Eğitim ve Yapay Zeka
Eğitimde teknoloji kullanımı 1920’lerde radyonun ortaya çıkışına kadar uzansa da eğitimde dönüşüm için en büyük potansiyele sahip olan son 40 yılın dijital teknolojisidir. Bu dönemde içerik dağıtımında, öğrenme yönetim sistemlerinde, test yöntemlerinde ve dil öğretiminde bir devrim yaşandı. Artırılmış gerçeklikten kişiselleştirilmiş özel derslere kadar teknoloji, öğrenme deneyimlerimizi yeniden şekillendirdi. Yapay zekadaki son gelişmeler, eğitim teknolojisinin yeteneklerini artırdı, hatta eğitimde insan etkileşiminin rolü hakkında soruları gündeme getirdi. Hatta bu sorular gelecekte bazı meslek gruplarının yok olmasına da olanak sağlar niteliktedir. Nitekim Yapay Zekâ sayesinde insan gücü ve aklını kullanılmasını gerektiren işler azalmış ve onların yerini Yapay Zekâ algoritmaları almıştır. Günümüzde postmodern sanat anlayışına sahip olanların yaptıkları olağandışı ürünler sanat olarak algılanıyor iken, sadece yapay zekayı kullanan ve olağandışına çıkmamak suretiyle yapılan işler yeni bir sanat akımını ortaya çıkarmıştır. Bu farklı bir yazının konusu olacağı için eğitim ve teknoloji kısmına tekrar dönelim.

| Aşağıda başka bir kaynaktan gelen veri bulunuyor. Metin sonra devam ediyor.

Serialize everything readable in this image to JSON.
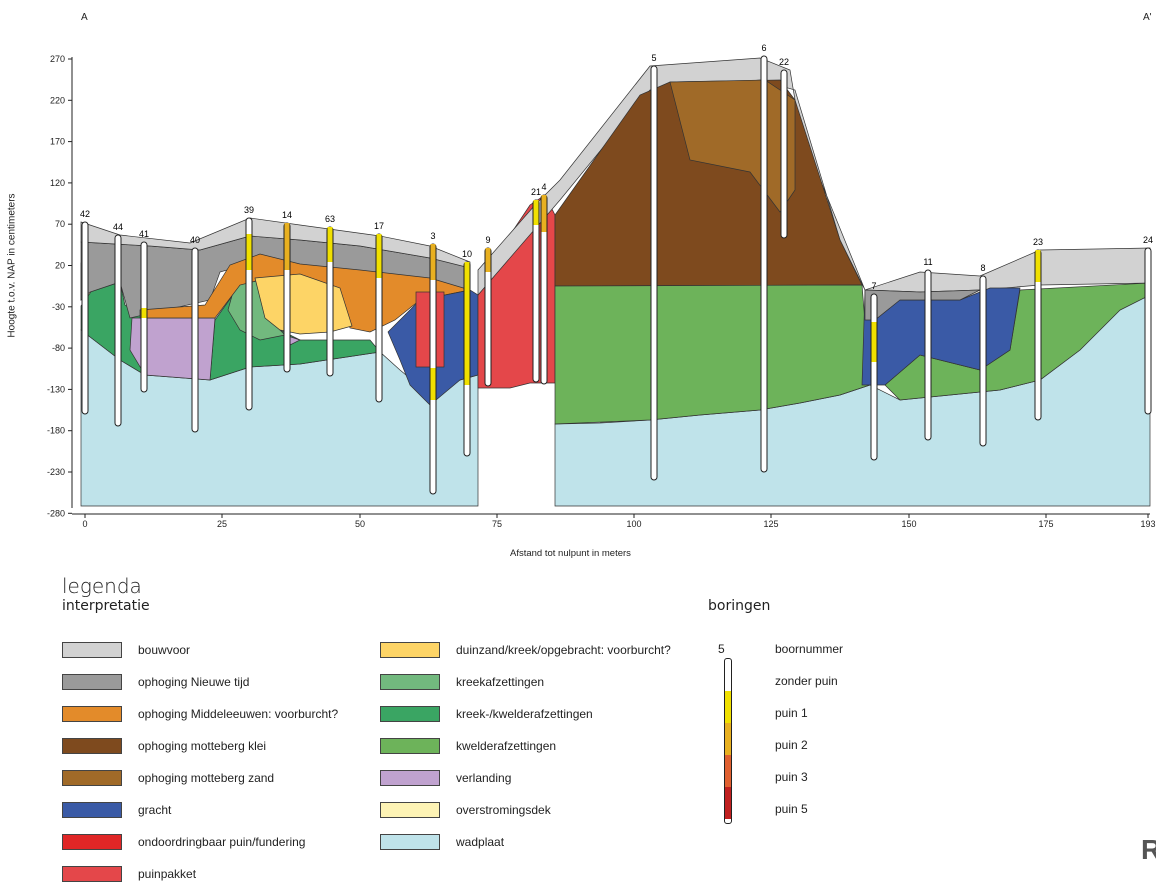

“Moonshot News” haber sitesinde yayımlanan bir habere göre: öğretmenlerin yaklaşık üçte biri Yapay Zeka’nın (%32) faydası ve zararının eşit olduğunu söylerken, sadece %6’sı zarardan çok fayda sağladığını belirtiyor. Pew Research anketine göre öğretmenlerin %35’i ise emin olmadıklarını belirtiyor. Lise öğretmenlerinin yaklaşık üçte biri (%35) Yapay Zekâ araçlarının yarardan çok zarar getirdiğini söylüyor. Ortaokul öğretmenlerinin yaklaşık dörtte biri (%24) ve ilkokul öğretmenlerinin %19’u da yarardan çok zarar getirdiği kanısında. Nitekim bunu demelerinin altında yatan yegâne şey, öğrencilerin efor sarf etmeden bilgiye daha kolay ulaşabilir olması, öğrencileri rehavete düşürüp, tembelliğe sürüklemelerinden başka bir şey değil. Akabinde akademik camiada işler böyle değil, Stanford Graduate School of Education’da Doçent olan ve Stanford Accelerator for Learning’de AI + Education girişiminin fakülte lideri olan Victor Lee, AI’nın not verme ve ders planlama gibi görevleri otomatikleştirmeye yardımcı olabileceğini, öğretmenlerin onları ilk etapta mesleğe çeken insan işlerini yapmalarını sağladığını söylemiştir. Ayrıca Öğretim için Yapay Zeka Hakkında Sınıfa Hazır Kaynaklar direktörü olan Lee, lise öğrencileri için “Öğrencilere bu teknolojiyi nasıl anlayacaklarını ve eleştirel düşüneceklerini öğretmemiz gerekiyor” diyerek, bilinçli kullanıma dikkat çekmiştir.